Der Koalitionsvertrag „Deutschlands Zukunft gestalten“, den Union und SPD 2013 geschlossen haben, warnt bereits vor Kostensteigerungen. Darin ist unter anderem Folgendes festgeschrieben:

„Die derzeitige gute Finanzlage der Gesetzlichen Kranken­versicherung darf nicht darüber hinweg täuschen, dass schon ab 2015 die prognostizierten Ausgaben des Gesundheits­fonds seine Einnahmen übersteigen werden. Dem wollen wir mit einer umsichtigen Ausgaben­politik begegnen. Der allgemeine paritätisch finanzierte Beitrags­satz wird bei 14,6 Prozent festgesetzt, der Arbeitgeber­anteil damit bei 7,3 Prozent gesetzlich festgeschrie­ben. Die gesetzlichen Kranken­kassen erheben im Wettbewerb den kassen­individuellen Zusatzbeitrag zukünftig als prozentualen Satz vom beitrags­pflichtigen Einkommen. Der heute vom Arbeit­nehmer alleine zu tragende Anteil von 0,9 Beitragssatz­punkten fließt in diesen Zusatzbeitrag ein.“

Fast alle Krankenkassen benötigen Zusatzbeitrag

Das ist inzwischen in Gesetzesform gegossen worden. Seit dem 1. Januar 2015 wird der kassenindividuelle Zusatzbeitrag von Arbeitnehmern und Rentnern erhoben. Er beträgt bei den aktuell 124 gesetzlichen Krankenkassen durchschnittlich 0,83 Prozentpunkte. Die größeren Krankenkassen, die etwa 60 Prozent aller Versicherten repräsentieren, verlangen 0,9 Beitragssatzpunkte.

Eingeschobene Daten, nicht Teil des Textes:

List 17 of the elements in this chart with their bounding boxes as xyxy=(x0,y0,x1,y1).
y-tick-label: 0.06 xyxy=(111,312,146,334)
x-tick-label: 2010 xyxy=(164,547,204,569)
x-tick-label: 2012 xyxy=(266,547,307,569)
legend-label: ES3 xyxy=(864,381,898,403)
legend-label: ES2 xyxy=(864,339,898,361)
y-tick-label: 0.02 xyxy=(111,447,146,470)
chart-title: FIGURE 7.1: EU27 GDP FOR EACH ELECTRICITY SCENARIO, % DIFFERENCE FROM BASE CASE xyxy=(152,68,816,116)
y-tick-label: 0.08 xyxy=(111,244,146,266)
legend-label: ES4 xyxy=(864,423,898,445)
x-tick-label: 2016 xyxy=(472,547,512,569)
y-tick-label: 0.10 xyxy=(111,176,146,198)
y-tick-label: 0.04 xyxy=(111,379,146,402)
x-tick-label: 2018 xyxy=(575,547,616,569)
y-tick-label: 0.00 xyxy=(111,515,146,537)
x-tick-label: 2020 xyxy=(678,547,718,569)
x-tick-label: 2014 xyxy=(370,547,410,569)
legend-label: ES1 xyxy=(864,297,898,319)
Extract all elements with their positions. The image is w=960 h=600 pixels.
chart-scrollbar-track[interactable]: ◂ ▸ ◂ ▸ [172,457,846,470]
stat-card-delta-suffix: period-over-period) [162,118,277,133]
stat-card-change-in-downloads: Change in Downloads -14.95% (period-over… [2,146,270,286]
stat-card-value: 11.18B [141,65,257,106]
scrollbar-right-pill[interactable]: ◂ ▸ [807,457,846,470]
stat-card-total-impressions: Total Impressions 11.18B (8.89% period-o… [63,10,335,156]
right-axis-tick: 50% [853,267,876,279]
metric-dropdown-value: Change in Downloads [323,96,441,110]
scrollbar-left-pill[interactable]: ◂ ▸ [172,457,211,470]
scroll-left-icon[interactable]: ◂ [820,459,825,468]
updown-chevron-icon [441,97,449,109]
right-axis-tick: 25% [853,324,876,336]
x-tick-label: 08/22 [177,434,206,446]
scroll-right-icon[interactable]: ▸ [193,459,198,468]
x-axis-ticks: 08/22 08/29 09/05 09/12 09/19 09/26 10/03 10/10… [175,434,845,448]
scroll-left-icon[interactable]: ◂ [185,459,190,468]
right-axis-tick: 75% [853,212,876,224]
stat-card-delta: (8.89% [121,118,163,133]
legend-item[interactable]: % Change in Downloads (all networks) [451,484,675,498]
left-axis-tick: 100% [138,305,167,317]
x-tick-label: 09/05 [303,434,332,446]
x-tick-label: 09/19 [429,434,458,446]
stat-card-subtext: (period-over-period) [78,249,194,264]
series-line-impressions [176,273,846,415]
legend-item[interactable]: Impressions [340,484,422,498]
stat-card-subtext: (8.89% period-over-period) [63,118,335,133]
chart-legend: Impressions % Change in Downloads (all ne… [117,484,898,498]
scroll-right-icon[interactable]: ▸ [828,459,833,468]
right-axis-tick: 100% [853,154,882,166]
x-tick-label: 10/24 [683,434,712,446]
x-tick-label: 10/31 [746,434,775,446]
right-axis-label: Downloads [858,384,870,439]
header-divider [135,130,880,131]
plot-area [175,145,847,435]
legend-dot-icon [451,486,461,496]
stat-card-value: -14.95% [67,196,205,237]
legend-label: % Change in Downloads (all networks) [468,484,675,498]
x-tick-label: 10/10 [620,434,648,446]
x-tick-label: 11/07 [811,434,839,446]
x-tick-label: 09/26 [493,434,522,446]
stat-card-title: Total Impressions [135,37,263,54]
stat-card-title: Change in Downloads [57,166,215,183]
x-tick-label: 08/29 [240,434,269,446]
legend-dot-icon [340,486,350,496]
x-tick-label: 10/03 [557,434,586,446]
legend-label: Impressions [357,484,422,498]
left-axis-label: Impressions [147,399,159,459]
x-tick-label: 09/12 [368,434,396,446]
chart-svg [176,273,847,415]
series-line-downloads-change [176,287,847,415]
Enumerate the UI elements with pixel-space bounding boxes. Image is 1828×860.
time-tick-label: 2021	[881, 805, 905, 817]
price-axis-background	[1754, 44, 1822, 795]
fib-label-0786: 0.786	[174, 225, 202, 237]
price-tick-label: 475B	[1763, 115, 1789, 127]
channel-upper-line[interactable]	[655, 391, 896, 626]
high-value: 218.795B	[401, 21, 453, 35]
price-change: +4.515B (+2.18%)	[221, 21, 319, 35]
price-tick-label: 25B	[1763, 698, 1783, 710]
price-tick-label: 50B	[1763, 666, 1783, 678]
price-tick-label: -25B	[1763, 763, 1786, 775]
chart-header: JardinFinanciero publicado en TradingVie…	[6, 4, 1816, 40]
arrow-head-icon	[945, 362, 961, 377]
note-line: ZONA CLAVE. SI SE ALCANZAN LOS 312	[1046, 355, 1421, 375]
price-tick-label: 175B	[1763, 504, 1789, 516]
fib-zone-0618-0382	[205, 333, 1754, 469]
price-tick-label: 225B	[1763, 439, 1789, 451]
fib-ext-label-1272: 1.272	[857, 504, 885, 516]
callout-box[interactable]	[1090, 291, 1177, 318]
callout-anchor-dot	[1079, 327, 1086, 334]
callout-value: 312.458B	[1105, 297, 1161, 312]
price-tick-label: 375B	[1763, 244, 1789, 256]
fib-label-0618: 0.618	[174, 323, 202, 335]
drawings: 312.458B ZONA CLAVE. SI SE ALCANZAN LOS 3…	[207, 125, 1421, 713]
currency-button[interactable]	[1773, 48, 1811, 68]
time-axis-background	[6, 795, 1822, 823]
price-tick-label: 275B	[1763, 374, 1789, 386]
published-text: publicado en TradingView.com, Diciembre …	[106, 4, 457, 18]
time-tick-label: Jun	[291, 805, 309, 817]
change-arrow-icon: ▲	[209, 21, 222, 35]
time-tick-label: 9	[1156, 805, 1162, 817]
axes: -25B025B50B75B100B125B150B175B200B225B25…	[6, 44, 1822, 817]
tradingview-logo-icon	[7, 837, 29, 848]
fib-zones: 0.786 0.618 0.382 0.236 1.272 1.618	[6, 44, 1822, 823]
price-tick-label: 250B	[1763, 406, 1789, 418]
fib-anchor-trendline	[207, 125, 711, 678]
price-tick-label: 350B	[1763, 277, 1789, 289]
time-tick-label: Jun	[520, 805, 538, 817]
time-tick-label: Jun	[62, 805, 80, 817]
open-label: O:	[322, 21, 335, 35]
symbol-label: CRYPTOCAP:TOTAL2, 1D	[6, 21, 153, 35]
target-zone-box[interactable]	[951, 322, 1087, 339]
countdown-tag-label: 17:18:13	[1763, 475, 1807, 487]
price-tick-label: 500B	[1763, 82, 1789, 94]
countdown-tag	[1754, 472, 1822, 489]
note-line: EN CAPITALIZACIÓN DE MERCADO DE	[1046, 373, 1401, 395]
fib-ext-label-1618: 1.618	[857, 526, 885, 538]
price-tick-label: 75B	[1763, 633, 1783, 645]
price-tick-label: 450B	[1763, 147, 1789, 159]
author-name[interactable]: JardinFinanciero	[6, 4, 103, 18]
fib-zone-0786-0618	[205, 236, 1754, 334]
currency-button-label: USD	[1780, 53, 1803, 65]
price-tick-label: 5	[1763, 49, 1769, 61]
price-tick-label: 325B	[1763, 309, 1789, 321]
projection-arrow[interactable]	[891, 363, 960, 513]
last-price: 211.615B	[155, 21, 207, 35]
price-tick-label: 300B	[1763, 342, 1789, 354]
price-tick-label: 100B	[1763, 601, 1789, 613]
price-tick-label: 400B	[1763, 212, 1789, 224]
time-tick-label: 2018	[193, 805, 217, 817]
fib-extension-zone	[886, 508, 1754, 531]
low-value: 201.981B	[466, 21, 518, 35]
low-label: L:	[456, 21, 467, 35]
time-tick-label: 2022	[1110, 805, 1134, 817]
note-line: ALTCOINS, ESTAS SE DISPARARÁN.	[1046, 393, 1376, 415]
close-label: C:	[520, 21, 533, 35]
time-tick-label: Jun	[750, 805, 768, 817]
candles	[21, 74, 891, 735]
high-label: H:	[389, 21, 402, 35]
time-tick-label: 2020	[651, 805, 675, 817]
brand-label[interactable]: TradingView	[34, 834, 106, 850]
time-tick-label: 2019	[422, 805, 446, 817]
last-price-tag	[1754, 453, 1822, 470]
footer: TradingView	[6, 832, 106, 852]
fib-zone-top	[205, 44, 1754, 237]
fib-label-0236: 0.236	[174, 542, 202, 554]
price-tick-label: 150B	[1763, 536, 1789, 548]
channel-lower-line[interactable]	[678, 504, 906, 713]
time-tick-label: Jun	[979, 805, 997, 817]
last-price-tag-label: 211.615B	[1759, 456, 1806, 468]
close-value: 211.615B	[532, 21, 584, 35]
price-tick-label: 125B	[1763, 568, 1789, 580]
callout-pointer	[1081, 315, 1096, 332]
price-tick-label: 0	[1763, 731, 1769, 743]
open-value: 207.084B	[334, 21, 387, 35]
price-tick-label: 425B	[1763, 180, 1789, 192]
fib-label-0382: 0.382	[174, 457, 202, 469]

Wichtige Gesetze – höhere Ausgaben

Nach Berechnungen des Spitzenverbandes schlagen allein die zurzeit anstehenden fünf Gesundheitsgesetze bei den Krankenkassen bis 2019 mit zusätzlich mehr als 11,6 Milliarden Euro zu Buche:

Zusatzbeiträge bis 1,8 Prozentpunkte

Diese Mehrausgaben müssen über höhere Zusatzbeiträge finanziert werden und gehen nach der derzeitigen Gesetzeslage somit voll zu Lasten der Versicherten. Denn der Arbeitgeberanteil an den GKV-Beiträgen wurde auf 7,3 Prozentpunkten festgeschrieben. Der GKV-Spitzenverband rechnet deshalb damit, dass bereits im kommenden Jahr der durchschnittliche Zusatzbeitrag auf voraussichtlich 1,1 bis 1,2 Prozent steigen wird. Bis 2019 geht man von individuellen Zusatzbeiträgen von durchschnittlich 1,4 bis 1,8 Prozent aus.

Reagiert die Bundesregierung?

Vor dieser einseitigen Belastung der Versicherten haben verschiedene Gesundheitsökonome bereits gewarnt. In diesem Zusammenhang könnte deshalb die Protokollnotiz zum Koalitionsvertrag von 2013 zur Geltung kommen. Danach könnten die Beitragsanteile der Arbeitgeber wieder steigen, wenn die Belastung der Versicherten durch die Zusatzbeiträge unverhältnismäßig hoch sein würde. Interessant dürfte deshalb sein, ob die schwarz-rote Koalition dieses Thema noch vor der nächsten Bundestagswahl im Jahr 2017 angehen wird.